Topic: Modern Sebastic, phonology, verbs, nouns
Modern Sebastic Modern Sebastic comes in three forms. It includes two colloquial dialects, referred to as Galilean and Diasporal. The Galilean dialect belongs to the largest concentration of Sebastic speakers, in the southern Galilee region, who also produce the most cultural output. The Diasporal dialect is descended from the Jerusalem dialect, whose largest concentration of speakers in the region is now in Bethlehem. The majority of its speakers now live abroad, where a sort of koine serves as the lingua franca among them. Remnants of other dialects have influenced very local uses of the Diasporal dialect, but have, for the most part, died out.
A standard written dialect, referred to as simply Modern Sebastic, has also existed since the 19th century. It is a slightly classicizing or conservative standard, intended to be accessible to modern Sebastic speakers.
Below is a look at the standard written dialect, with partial notes on the phonologies of the Galilean/Diasporal dialects.
Phonology β̥ (from *b) > v in Galilean, some Diasporal; > w in other Diasporal (incl. in Bethlehem) l > j / _.C in both Galilean, Diasporal l > w / V_V in Diasporal w > v in Galilean, some Diasporal; remains w in other DIasporal (incl. in Bethlehem) ā > ɔ in Diasporal ī > e ū > o Galilean dialect undergoes advanced imāla: a > ε, ī > e > i, ā > ɔ > a Some Diasporal accents influenced by this.
Verbs The verbal system condenses significantly in Modern Sebastic.
Stems: Gt, Dt disappear D stems tend to merge morphologically: (G, D), (C, CD), (N, ND), (NC, NCD), (Ct, CDt).
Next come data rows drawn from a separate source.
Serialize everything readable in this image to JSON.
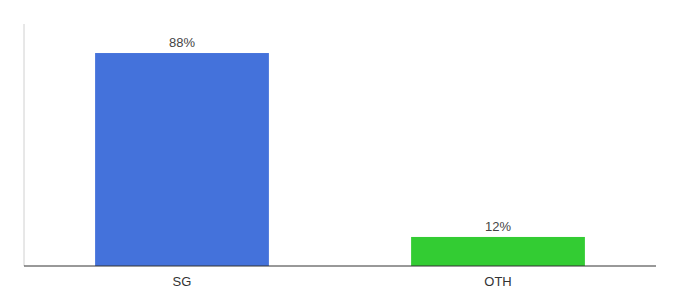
{
  "chart_data": {
    "type": "bar",
    "categories": [
      "SG",
      "OTH"
    ],
    "values": [
      88,
      12
    ],
    "value_labels": [
      "88%",
      "12%"
    ],
    "colors": [
      "#4472db",
      "#33cc33"
    ],
    "ylim": [
      0,
      100
    ],
    "data_labels": true,
    "tick_labels": "x",
    "grid": false
  }
}
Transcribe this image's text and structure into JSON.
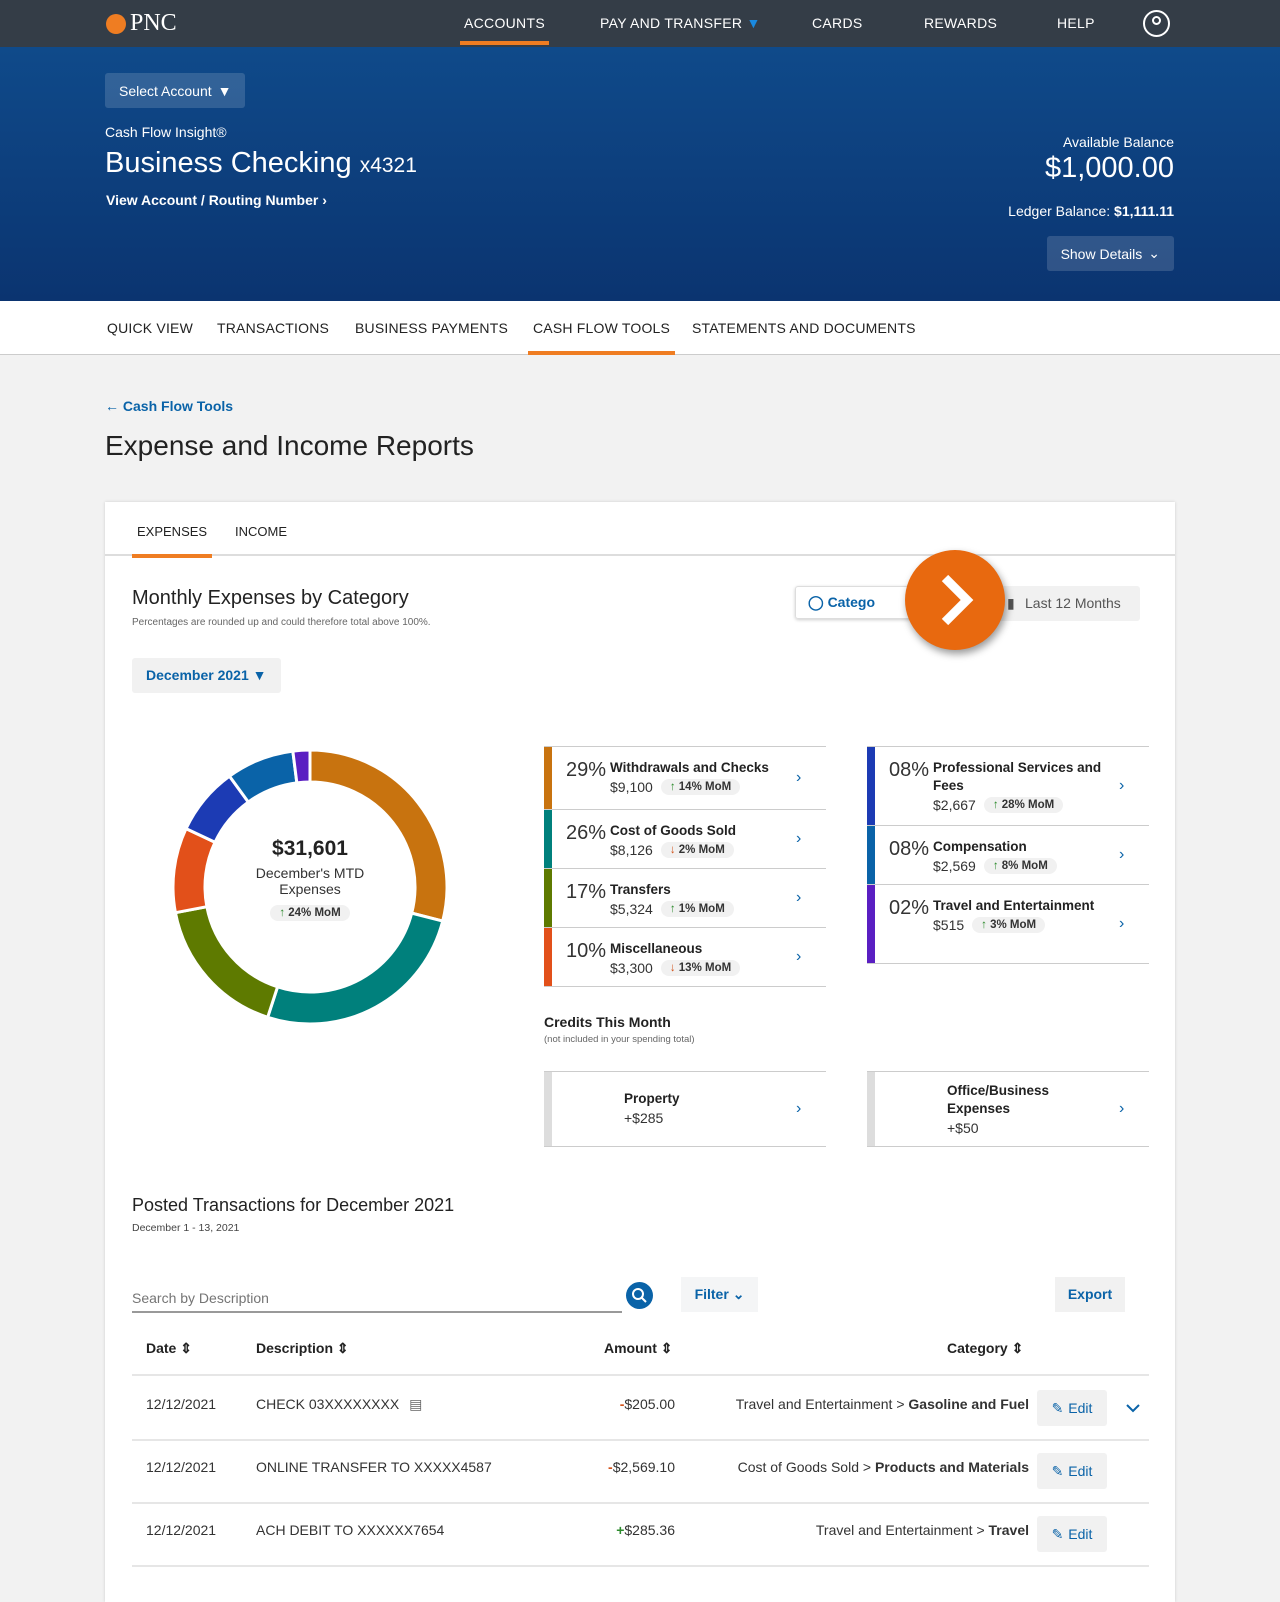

Ct/CDt no longer productive and fossilized in meaning. Classical D and CD stem meanings tend to transfer to Ct/CDt stem. Sometimes their meanings replace the G-stem or C-stem. Sometimes the meanings disappear entirely. In some cases, D-stem is replaced with a stem of reduplication. Meanings of t-stem verbs tend to transfer to N-stem verbs. N-stems are almost always intransitive. The other stems (G, C, Ct/CDt) tend to be either transitive or intransitive. Intransitives, especially mediopassives and passives, of Ct/CDt tend to take an indirect object to mark this function. They are similar in this regard to reflexive verbs of the Indo-European languages.
Examples: 'put down roots, become entrenched': Classical D-stem yəsakkám > Modern G-stem esákkim (also 'settle, settle down') 'chop up': Classical D-stem yákassir > Modern Redup. yákaskis 'be chopped up': Classical Dt-stem yátkassir > Modern Ct/CDt ejtákassir (see below) 'fall to pieces': Classical NCD-stem yəmjákassir > Modern Ct/CDt ejtákassir (used also transitively as 'break apart,' the Classical meaning of this verb) 'cut oneself': Classical Gt-stem yátkasir > Modern N-stem yámkasir (subsumed under the broader meaning: 'be cut')
Other notes: Gender is no longer marked in verbs. e- replaces yə- as 3S subject prefix.
Nouns The archaic nominal marker -a is reanalyzed as an indefinite article. One theory claims this would have been motivated by a reanalysis of the Classical definite marker -(i)m as marking direct objects, in confusion with the actual direct object marker, -ma. There is little to evidence the theory, however.
Indefinite marker: -a (kásba 'a piece of money') Definite marker: -Ø (kásib 'the money') Indef Direct Object marker: -ma (ejtəhakkílmaju kásibma 'he spent some money on it') Definite Direct Object marker: -imma (ejtəhakkílmaju kásbimma 'he spent the money on it')
The feminine marker is no longer productive, as a homophonous morpheme marks collectives/specimens. Gender agreement thus falls out of use. Semantic distinctions in masculine/feminine nouns remain only in nouns that preserve social or economic differentiations based on gender. In some cases they come from different roots entirely (mas man; vashar woman), while in other cases, the feminine marker is preserved fossilized to make the distinction (bajɔ́ son; bájit daughter).